Some ships let through channel

Cleanup lessens oil-contamination worry at Texas seaway

A work crew drops a boom into Galveston Bay on Monday to prevent crude from reaching the shores of Galveston, Texas. The Coast Guard on Tuesday partially reopened the Houston Ship Channel after a barge spilled up to 170,000 gallons of fuel oil after colliding with a ship Saturday.
A work crew drops a boom into Galveston Bay on Monday to prevent crude from reaching the shores of Galveston, Texas. The Coast Guard on Tuesday partially reopened the Houston Ship Channel after a barge spilled up to 170,000 gallons of fuel oil after colliding with a ship Saturday.

GALVESTON, Texas - The Coast Guard partially reopened one of the nation’s busiest seaports to ship traffic Tuesday, three days after a collision between a barge and a ship spilled up to 170,000 gallons of tarlike oil into the waters south of Houston.

Authorities said ships were being allowed through the Houston Ship Channel after their assessment teams deemed it was clear enough for passage. About 100 ships were waiting Tuesday morning to move through the channel, which connects southeast Texas to the Gulf of Mexico and is a key route for tourism and traffic to refineries on the Gulf Coast.

The Coast Guard began to allow more traffic after a test run of two ships - a Carnival cruise ship and a boat belonging to the Houston Pilots association. Officials expect it to take about three days for channel traffic to return to normal.

“The cleanup operations progress is to the point that there is minimal danger of contamination to the commercial maritime traffic and allowing limited transit during daylight hours,” said Coast Guard Capt. Brian Penoyer. “This is an important accomplishment for every person working this response.”

The Coast Guard hopes to get as much oil out of the water as possible within the next 24 hours, deploying skimmers in some areas, as winds are expected to pick up today and move remaining oil toward the Texas shoreline.

A barge carrying 900,000 gallons of oil collided Saturday with a ship, causing oil to pour into the channel and leading to the closure.

The amount of oil spilled was much less than such major U.S. disasters as the 1989 Exxon Valdez disaster in Alaska, which dumped 11 million gallons into the Prince William Sound, and the Deepwater Horizon rig spill, which resulted in 100 million gallons of oil entering the Gulf of Mexico four years ago.

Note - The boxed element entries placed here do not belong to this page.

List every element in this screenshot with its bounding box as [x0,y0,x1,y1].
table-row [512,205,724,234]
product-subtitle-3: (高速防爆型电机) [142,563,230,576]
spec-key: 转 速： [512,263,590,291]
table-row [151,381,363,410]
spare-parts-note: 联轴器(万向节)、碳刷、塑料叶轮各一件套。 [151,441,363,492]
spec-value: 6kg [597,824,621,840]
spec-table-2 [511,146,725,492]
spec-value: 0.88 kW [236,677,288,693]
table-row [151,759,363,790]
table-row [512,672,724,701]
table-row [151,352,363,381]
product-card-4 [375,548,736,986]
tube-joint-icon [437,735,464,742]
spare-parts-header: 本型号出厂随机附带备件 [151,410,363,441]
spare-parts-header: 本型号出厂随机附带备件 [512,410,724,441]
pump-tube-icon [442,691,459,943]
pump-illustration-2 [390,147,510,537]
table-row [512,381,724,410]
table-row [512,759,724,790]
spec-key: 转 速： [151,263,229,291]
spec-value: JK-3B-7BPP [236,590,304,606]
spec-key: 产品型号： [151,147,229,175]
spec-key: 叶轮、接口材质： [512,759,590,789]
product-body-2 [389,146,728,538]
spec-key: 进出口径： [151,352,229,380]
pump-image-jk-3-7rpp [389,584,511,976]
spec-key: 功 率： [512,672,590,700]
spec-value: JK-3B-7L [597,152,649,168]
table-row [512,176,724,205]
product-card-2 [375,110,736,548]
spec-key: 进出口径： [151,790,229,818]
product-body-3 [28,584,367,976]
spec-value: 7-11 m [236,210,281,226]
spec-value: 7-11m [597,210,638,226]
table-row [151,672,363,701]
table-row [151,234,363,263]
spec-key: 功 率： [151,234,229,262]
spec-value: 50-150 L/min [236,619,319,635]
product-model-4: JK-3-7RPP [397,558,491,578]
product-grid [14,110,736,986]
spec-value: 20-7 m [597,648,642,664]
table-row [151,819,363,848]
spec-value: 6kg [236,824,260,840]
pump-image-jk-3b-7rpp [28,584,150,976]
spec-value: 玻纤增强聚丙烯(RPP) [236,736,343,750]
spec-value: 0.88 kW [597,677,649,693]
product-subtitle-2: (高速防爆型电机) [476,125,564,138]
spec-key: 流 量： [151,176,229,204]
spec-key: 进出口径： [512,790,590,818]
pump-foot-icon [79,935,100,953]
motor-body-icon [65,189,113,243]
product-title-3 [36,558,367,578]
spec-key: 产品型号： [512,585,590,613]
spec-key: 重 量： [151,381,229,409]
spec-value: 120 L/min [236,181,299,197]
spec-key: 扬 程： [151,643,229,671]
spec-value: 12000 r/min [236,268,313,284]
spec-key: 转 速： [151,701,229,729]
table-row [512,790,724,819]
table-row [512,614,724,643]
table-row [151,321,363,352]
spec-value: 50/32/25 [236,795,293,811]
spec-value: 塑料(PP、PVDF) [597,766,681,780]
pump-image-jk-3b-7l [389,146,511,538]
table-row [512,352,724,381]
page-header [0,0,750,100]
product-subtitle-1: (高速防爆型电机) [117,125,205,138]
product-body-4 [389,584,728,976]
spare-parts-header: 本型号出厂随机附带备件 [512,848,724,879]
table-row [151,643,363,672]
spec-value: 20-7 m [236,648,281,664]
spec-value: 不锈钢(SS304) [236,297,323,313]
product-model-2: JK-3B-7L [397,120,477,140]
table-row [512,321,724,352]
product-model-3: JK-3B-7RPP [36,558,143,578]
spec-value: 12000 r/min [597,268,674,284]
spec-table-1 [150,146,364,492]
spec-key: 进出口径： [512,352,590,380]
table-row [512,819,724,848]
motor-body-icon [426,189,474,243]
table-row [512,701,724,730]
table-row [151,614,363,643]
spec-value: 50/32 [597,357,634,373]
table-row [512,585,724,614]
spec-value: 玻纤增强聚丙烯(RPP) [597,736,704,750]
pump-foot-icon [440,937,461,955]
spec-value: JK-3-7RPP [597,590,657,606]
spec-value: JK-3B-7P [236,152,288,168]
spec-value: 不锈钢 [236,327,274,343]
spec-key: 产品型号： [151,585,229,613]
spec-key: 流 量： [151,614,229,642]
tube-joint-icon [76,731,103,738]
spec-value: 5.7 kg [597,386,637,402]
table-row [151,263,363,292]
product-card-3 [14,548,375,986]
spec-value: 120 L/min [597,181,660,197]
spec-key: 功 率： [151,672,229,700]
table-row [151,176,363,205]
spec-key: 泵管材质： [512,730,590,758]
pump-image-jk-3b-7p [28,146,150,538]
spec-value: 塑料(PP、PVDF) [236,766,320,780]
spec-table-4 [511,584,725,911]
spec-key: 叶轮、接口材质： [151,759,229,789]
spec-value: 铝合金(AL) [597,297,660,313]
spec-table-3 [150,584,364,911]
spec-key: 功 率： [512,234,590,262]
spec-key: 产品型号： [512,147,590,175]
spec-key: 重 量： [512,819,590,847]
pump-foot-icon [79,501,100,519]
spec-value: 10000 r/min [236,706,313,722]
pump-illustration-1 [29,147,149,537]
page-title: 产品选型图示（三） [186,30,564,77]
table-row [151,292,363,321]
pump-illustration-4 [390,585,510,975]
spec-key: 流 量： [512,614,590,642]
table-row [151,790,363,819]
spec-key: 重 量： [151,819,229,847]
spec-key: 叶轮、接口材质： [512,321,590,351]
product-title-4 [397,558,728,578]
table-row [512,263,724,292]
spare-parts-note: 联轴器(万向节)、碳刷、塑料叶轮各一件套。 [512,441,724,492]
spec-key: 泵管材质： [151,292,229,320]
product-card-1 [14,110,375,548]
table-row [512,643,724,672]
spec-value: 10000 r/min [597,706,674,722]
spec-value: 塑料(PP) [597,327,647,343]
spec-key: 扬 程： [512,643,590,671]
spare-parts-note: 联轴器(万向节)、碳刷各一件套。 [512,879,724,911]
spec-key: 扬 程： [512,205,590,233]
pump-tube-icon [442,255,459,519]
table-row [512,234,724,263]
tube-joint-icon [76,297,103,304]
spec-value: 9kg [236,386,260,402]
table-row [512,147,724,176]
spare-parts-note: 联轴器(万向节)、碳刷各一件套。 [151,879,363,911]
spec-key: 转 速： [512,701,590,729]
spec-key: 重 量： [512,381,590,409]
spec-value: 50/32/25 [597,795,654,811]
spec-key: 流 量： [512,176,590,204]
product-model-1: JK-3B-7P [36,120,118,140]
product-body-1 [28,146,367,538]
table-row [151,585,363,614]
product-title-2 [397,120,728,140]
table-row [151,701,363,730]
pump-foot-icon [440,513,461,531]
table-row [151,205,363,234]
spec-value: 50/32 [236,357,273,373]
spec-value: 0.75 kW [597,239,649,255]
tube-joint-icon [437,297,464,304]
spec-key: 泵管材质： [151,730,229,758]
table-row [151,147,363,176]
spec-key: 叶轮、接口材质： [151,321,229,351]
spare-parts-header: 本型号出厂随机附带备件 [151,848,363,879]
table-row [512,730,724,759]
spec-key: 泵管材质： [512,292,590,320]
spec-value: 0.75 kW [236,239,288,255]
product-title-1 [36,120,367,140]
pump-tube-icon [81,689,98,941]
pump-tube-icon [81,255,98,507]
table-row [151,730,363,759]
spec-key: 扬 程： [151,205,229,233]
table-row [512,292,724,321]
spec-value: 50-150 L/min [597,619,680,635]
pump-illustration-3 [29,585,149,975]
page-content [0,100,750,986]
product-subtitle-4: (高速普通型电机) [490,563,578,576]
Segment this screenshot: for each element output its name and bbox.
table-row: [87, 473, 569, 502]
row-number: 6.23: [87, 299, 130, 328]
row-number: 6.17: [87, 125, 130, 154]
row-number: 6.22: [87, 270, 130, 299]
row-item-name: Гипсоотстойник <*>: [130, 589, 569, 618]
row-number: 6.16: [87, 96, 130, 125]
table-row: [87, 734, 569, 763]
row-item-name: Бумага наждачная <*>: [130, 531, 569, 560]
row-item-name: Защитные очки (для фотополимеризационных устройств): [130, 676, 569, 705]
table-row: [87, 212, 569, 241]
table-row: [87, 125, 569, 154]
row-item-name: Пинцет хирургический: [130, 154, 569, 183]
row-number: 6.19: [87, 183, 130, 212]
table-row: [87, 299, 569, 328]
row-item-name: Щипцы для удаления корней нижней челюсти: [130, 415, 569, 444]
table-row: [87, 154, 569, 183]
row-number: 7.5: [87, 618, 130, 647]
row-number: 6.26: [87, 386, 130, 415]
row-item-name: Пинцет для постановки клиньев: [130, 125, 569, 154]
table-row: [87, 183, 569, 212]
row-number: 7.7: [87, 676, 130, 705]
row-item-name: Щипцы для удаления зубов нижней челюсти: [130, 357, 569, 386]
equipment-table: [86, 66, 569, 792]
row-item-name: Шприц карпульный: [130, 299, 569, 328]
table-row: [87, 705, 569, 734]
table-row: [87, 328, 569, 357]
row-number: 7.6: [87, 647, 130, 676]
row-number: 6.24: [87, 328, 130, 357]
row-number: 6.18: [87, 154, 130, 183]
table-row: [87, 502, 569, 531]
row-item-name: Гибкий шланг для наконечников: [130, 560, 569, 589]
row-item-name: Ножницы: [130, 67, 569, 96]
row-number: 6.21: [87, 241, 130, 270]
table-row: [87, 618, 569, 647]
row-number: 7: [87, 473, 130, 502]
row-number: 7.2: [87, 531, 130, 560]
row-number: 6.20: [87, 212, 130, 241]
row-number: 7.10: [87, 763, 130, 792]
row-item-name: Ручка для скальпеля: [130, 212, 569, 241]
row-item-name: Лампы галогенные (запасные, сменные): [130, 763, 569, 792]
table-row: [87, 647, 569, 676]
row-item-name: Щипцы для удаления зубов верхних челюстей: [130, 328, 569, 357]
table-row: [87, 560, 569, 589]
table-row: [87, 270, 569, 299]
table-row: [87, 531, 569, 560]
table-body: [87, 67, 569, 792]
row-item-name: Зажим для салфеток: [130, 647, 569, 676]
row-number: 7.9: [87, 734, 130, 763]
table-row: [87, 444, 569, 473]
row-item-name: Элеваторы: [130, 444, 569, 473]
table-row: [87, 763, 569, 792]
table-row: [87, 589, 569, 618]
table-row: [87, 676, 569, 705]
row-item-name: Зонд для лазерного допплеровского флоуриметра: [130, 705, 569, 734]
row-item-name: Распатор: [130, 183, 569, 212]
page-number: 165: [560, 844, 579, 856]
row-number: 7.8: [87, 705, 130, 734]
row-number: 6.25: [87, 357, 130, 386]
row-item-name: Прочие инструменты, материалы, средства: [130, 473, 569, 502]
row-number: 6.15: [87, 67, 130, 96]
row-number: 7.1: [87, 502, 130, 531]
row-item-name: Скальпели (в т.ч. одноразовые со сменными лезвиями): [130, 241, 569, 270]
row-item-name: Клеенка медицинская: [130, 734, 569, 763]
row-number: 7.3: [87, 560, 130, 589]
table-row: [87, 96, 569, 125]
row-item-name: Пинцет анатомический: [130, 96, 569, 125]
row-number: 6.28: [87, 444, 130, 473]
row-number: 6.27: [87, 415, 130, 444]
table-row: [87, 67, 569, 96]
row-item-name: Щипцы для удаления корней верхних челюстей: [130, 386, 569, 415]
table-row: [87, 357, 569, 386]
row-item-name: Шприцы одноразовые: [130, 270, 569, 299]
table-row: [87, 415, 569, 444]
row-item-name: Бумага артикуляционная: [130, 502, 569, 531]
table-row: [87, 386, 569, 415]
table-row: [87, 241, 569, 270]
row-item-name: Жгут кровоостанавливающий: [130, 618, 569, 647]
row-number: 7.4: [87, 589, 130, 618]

But it still required a major cleanup effort by state authorities who laid down miles of oil boom and deployed yellow uniformed workers to pick up black, quarter-size “tar balls” washing up on shore. Wildlife protection workers from the Audubon Society picked up and cleaned oil-stained birds.

Officials believe most of the oil is drifting out into the Gulf of Mexico and heading southwest, which should limit the impact on bird habitats around Galveston Bay as well as beaches and fisheries important to tourists. Workers ready to clean up oil residue are stationed in counties south of Galveston, officials said.

The best-case scenario is for most of the slick to remain in the Gulf for at least several days and congeal into small tar balls that wash up farther south on the Texas coast, where they could be picked up and removed, said Jerry Patterson, commissioner of the Texas General Land Office, the lead state agency on the response to the spill. Crews from the General Land Office are monitoring water currents and the movement of the oil, he said.

“The big question is: Where is the oil that went into the Gulf of Mexico?” he said in a phone interview Tuesday. “That’s the next question to be answered.”

Environmental groups said the spill occurred at an especially sensitive time and place.The channel in Texas City, about 45 miles southeast of Houston, has shorebird habitat on both sides, and tens of thousands of wintering birds are still in the area.

The channel, part of the Port of Houston, typically handles as many as 80 large ships daily, as well as about 300 to 400 tugboats and barges.

Among those waiting Tuesday morning to depart were spring tourists boarding cruise ships headed south.

Tiffany Parker of Fort Smith, Ark., was with her daughter and 10 other adults and children for a Carnival cruise. Their trip had been delayed two days, and while Carnival offered them the choice to head home with a full refund, Parker’s group decided to wait it out.

Parker said the children were in good spirits and making new friends, while she was taking advantage of her spa package.

“Most people are not happy and disappointed, but I think they realize it’s not Carnival’s fault,” Parker said. “It’s an oil spill.”